The profound social consequences of employing semi-skilled as opposed to skilled workers are still unfolding. Education that produces experts in individual tasks leaves many without any understanding of the whole. The result can be the sort of mental laziness that looks for the comfort of conspiracy theories, strictly codified religions and simplistic economic or political structuring. It also leads to particular difficulty for host communities when individual industries such as Windsor Manufacturing collapse or relocate operations--as they do all the time.
From Wikimedia Commons comes this diagram of craftsmen associated Robbins & Lawrence who moved on to other industrial organizations (click to enlarge, use the return arrow on your browser to return here):
Roe, Joseph W., "Early American Mechanics -- Robins & Lawrence Shop," American Machinist, v. 41 no. 17 p.729-734, 22 Oct. 1914 as reproduced in Google Books gives one an idea of the complexity of attempting to trace early American firms:
The National Acme Company (formerly of 170 E.131st St., Cleveland OH), which acquired Windsor Manufacturing Company in 1915, published a reprint of an article on the Gridley Automatic Lathe originally featured in Machinery, May 1917.
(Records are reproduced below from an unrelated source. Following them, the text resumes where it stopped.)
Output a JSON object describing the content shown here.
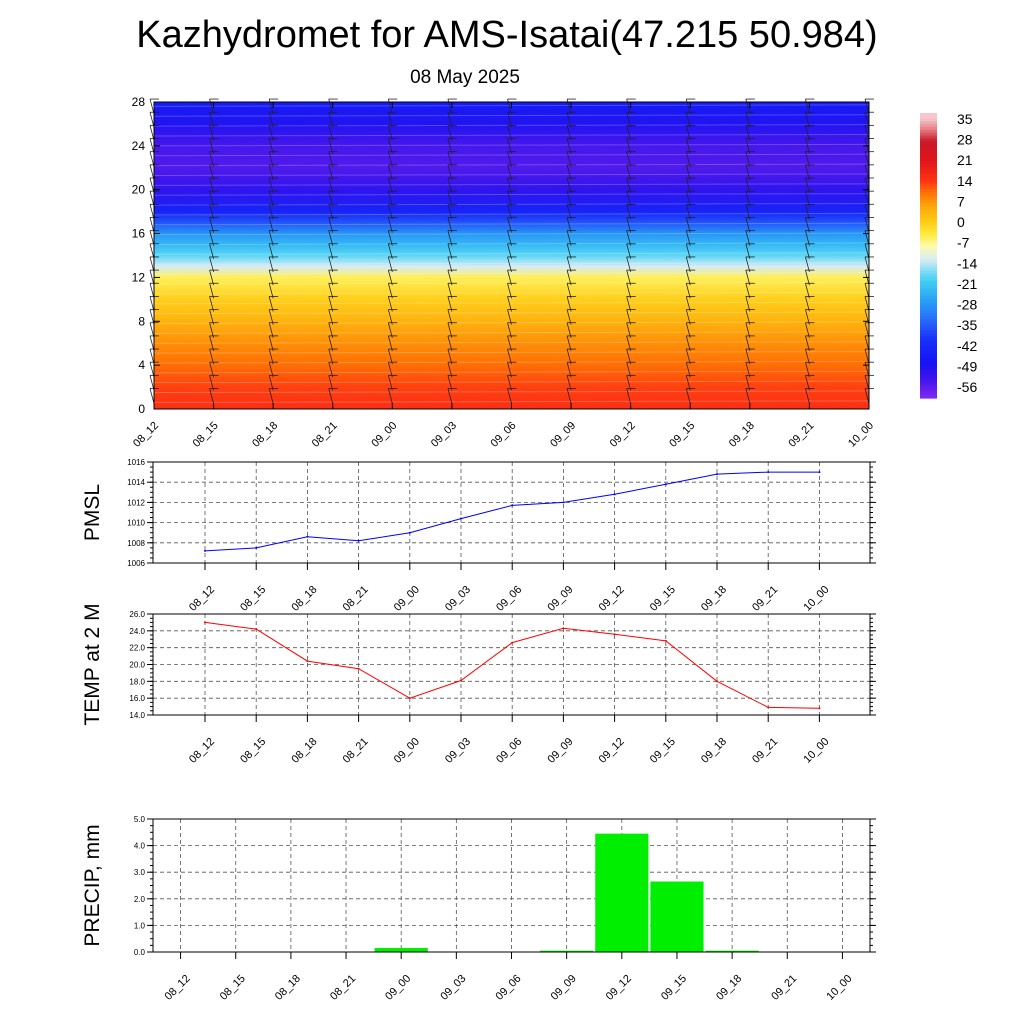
{
  "page": {
    "title": "Kazhydromet for AMS-Isatai(47.215 50.984)",
    "date": "08 May 2025"
  },
  "chart_data": [
    {
      "type": "heatmap",
      "x_categories": [
        "08_12",
        "08_15",
        "08_18",
        "08_21",
        "09_00",
        "09_03",
        "09_06",
        "09_09",
        "09_12",
        "09_15",
        "09_18",
        "09_21",
        "10_00"
      ],
      "yticks": [
        0,
        4,
        8,
        12,
        16,
        20,
        24,
        28
      ],
      "ylim": [
        0,
        28
      ],
      "colorbar_ticks": [
        "35",
        "28",
        "21",
        "14",
        "7",
        "0",
        "-7",
        "-14",
        "-21",
        "-28",
        "-35",
        "-42",
        "-49",
        "-56"
      ],
      "colorbar_range": [
        -63,
        38
      ],
      "level_temperature_profile": [
        [
          0,
          15
        ],
        [
          2,
          13
        ],
        [
          4,
          10
        ],
        [
          6,
          7
        ],
        [
          8,
          3
        ],
        [
          10,
          -1
        ],
        [
          12,
          -6
        ],
        [
          13,
          -14
        ],
        [
          14,
          -20
        ],
        [
          15,
          -25
        ],
        [
          16,
          -30
        ],
        [
          17,
          -38
        ],
        [
          18,
          -46
        ],
        [
          20,
          -54
        ],
        [
          22,
          -58
        ],
        [
          24,
          -57
        ],
        [
          26,
          -52
        ],
        [
          28,
          -48
        ]
      ],
      "wind_barbs": "shown",
      "grid": false
    },
    {
      "type": "line",
      "ylabel": "PMSL",
      "categories": [
        "08_12",
        "08_15",
        "08_18",
        "08_21",
        "09_00",
        "09_03",
        "09_06",
        "09_09",
        "09_12",
        "09_15",
        "09_18",
        "09_21",
        "10_00"
      ],
      "values": [
        1007.2,
        1007.5,
        1008.6,
        1008.2,
        1009.0,
        1010.4,
        1011.7,
        1012.0,
        1012.8,
        1013.8,
        1014.8,
        1015.0,
        1015.0
      ],
      "ylim": [
        1006,
        1016
      ],
      "yticks": [
        "1006",
        "1008",
        "1010",
        "1012",
        "1014",
        "1016"
      ],
      "color": "#0000ff",
      "grid": true
    },
    {
      "type": "line",
      "ylabel": "TEMP at 2 M",
      "categories": [
        "08_12",
        "08_15",
        "08_18",
        "08_21",
        "09_00",
        "09_03",
        "09_06",
        "09_09",
        "09_12",
        "09_15",
        "09_18",
        "09_21",
        "10_00"
      ],
      "values": [
        25.0,
        24.2,
        20.4,
        19.5,
        16.0,
        18.1,
        22.6,
        24.3,
        23.6,
        22.8,
        18.0,
        14.9,
        14.8
      ],
      "ylim": [
        14,
        26
      ],
      "yticks": [
        "14.0",
        "16.0",
        "18.0",
        "20.0",
        "22.0",
        "24.0",
        "26.0"
      ],
      "color": "#ff0000",
      "grid": true
    },
    {
      "type": "bar",
      "ylabel": "PRECIP, mm",
      "categories": [
        "08_12",
        "08_15",
        "08_18",
        "08_21",
        "09_00",
        "09_03",
        "09_06",
        "09_09",
        "09_12",
        "09_15",
        "09_18",
        "09_21",
        "10_00"
      ],
      "values": [
        0,
        0,
        0,
        0,
        0.15,
        0,
        0,
        0.05,
        4.45,
        2.65,
        0.05,
        0,
        0
      ],
      "ylim": [
        0,
        5
      ],
      "yticks": [
        "0.0",
        "1.0",
        "2.0",
        "3.0",
        "4.0",
        "5.0"
      ],
      "color": "#00ee00",
      "grid": true
    }
  ]
}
The most authoritative and complete history I could find of the building that is now the American Precision Museum in Windsor VT was published online by the National Park Service, HISTORIC AMERICAN ENGINEERING RECORD ROBBINS & LAWRENCE ARMORY (AMERICAN PRECISION MUSEUM) HAER No. VT-39. Within this publication are a couple of earlier views of the facility showing first a two-story, then a three-story addition on the upstream side. Google Street View shows remnants of these additions:
From Street View, here's a side of the Windsor Manufacturing Company (also known as the Robbins & Lawrence Armory, now the American Precision Museum) building that shows its source of power before steam--the nearby Mill Pond dam in the right center of this snip. The works that conveyed water power to the building have been demolished, but as of 2016 Mill Pond remains a picturesque feature of Windsor VT.